Artist Abrakoah performs as an angelic unicyclist in James Town, Ghana. (Photo by Selorm Jay, via Africa is a Country)
Recently, I took a look at Alan Lomax’s lovely digital archive of folk music culture from the United States. Part of what made it effective was the simple fact that it was digitized; instead of wallowing away in obscurity in a physical space, its reach has expanded substantially, and in a wider variety of forms that ensure his research remains rich and relevant.
But how else can we document culture? Two recent articles shed light on different ways to document often unheard or at least less-heard voices and perspectives.
On Africa is a Country, I read recently about James Town, Ghana, an old slave port just a short walk from central Accra, Ghana’s capital. The area is the focus of the Chale Wote 2013 street festival, organized by ACCRA [dot] ALT. I was struck by a quote from Mantse Aryeequaye, who co-founded the organization:
“History stops at the forts … The teaching is set up in a way that disengages you from your own history.”
Like the legacy of slavery on the other end of the Atlantic, the story of slavery in Ghana seems to be told only in bits and pieces.
Author Billie Adwoa McTernan explains:
So when I sat in Ussher Fort with a 9-year-old boy, trying to explain to him the reason for the fort’s being, surrounded by an artist’s photographic depictions of colonial masters and traditional leaders, it felt like sharing a different type folklore.
In a world where movies like Django Unchained and 12 Years a Slave continue to attract big audiences, it’s clear that the legacy of slavery remains a topic that needs to be discussed and brought to light. A media intervention like a street festival seems like a particularly potent way to enter that dialogue.

Lapiz family photos waiting to be digitized. | Photo: Catherine Trujillo, from the family album of Arcadia Lapiz. Courtesy of The Re/Collecting Project. California Polytechnic State University, San Luis Obispo. (via reco.calpoly.edu)
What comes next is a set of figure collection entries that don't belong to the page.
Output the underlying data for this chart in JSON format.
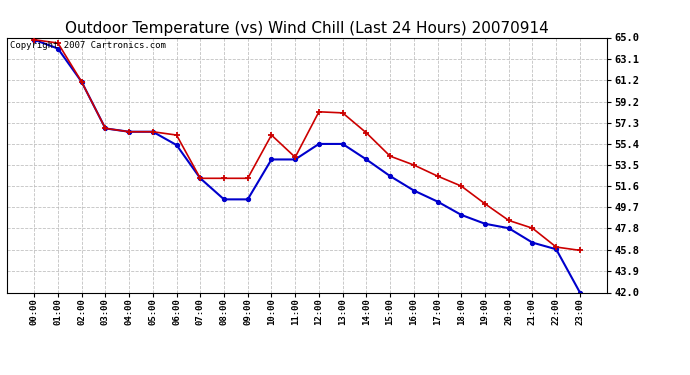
{
  "title": "Outdoor Temperature (vs) Wind Chill (Last 24 Hours) 20070914",
  "copyright_text": "Copyright 2007 Cartronics.com",
  "x_labels": [
    "00:00",
    "01:00",
    "02:00",
    "03:00",
    "04:00",
    "05:00",
    "06:00",
    "07:00",
    "08:00",
    "09:00",
    "10:00",
    "11:00",
    "12:00",
    "13:00",
    "14:00",
    "15:00",
    "16:00",
    "17:00",
    "18:00",
    "19:00",
    "20:00",
    "21:00",
    "22:00",
    "23:00"
  ],
  "temp_data": [
    64.8,
    64.5,
    61.0,
    56.8,
    56.5,
    56.5,
    56.2,
    52.3,
    52.3,
    52.3,
    56.2,
    54.2,
    58.3,
    58.2,
    56.4,
    54.3,
    53.5,
    52.5,
    51.6,
    50.0,
    48.5,
    47.8,
    46.1,
    45.8
  ],
  "windchill_data": [
    64.8,
    64.0,
    61.0,
    56.8,
    56.5,
    56.5,
    55.3,
    52.3,
    50.4,
    50.4,
    54.0,
    54.0,
    55.4,
    55.4,
    54.0,
    52.5,
    51.2,
    50.2,
    49.0,
    48.2,
    47.8,
    46.5,
    45.9,
    42.0
  ],
  "temp_color": "#cc0000",
  "windchill_color": "#0000cc",
  "background_color": "#ffffff",
  "grid_color": "#bbbbbb",
  "ylim_min": 42.0,
  "ylim_max": 65.0,
  "yticks": [
    42.0,
    43.9,
    45.8,
    47.8,
    49.7,
    51.6,
    53.5,
    55.4,
    57.3,
    59.2,
    61.2,
    63.1,
    65.0
  ],
  "title_fontsize": 11,
  "copyright_fontsize": 6.5,
  "fig_width": 6.9,
  "fig_height": 3.75
}
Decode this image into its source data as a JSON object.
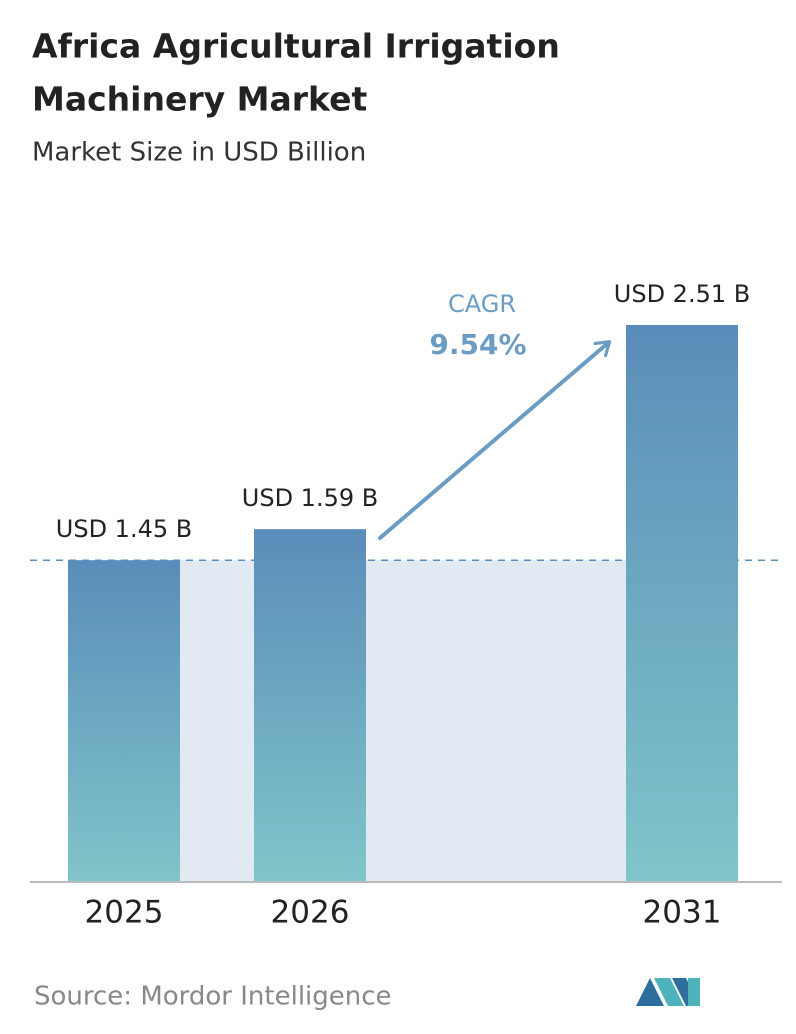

Then there’s the Re/Collecting Project in San Luis Obispo, California, recently featured on KCET. Focused on California’s Central Coast, it’s a digitization project of stories from Japanese and Filipino families, some of the earliest Asian immigrants to the United States:
The grassroots Re/Co project [that founder Grace] Yeh devised digitizes on the spot photographs, letters, objects, and oral histories. The originals remain with the owner — in their native formats such as family albums and mementos held sacredly in weathered keepsake boxes stored in garages and closets inside the private homes of their caretakers. The digital surrogates are processed by students and Yeh herself, and subsequently added to the Re/Co archive.
The act of digitizing the collection serves a twofold purpose: on the one hand, it gives observers online a way to access the archives quickly and easily. But it also ensures that those whose stories are being archived retain ownership of their materials.
Both of these projects got me thinking about different ways to document and share stories about cultures and histories that are so often forgotten and erased in mainstream histories. They’re important models for how archival work and cultural discussion can move forward with new tools and media.
Hi An, I actually have been thinking quite a bit about the digitizing and archiving of cultures in new media formats and where to place them for longevity. For example, if you are photographing, taking video, sound etc. instead of placing this archive onto a website, place it in both a national digital library where it is fore sure to be preserved for time to come AND on something like GitHub where it can spread throughout many projects and adapted to many forms.
Im working on a project now that is using transmedia storytelling to preserve parts of history that in the long run will be looked over, example being homelessness. We’re placing these stories in augmented space, digital archive and traditional film/photo settings. Its not just about creating it but where it will be experienced and where it will live.
Hrag, I think you’d find Ron Grimes’ work on the Sante Fe festival very interesting in the context of recording culture. He’s thorough and studied.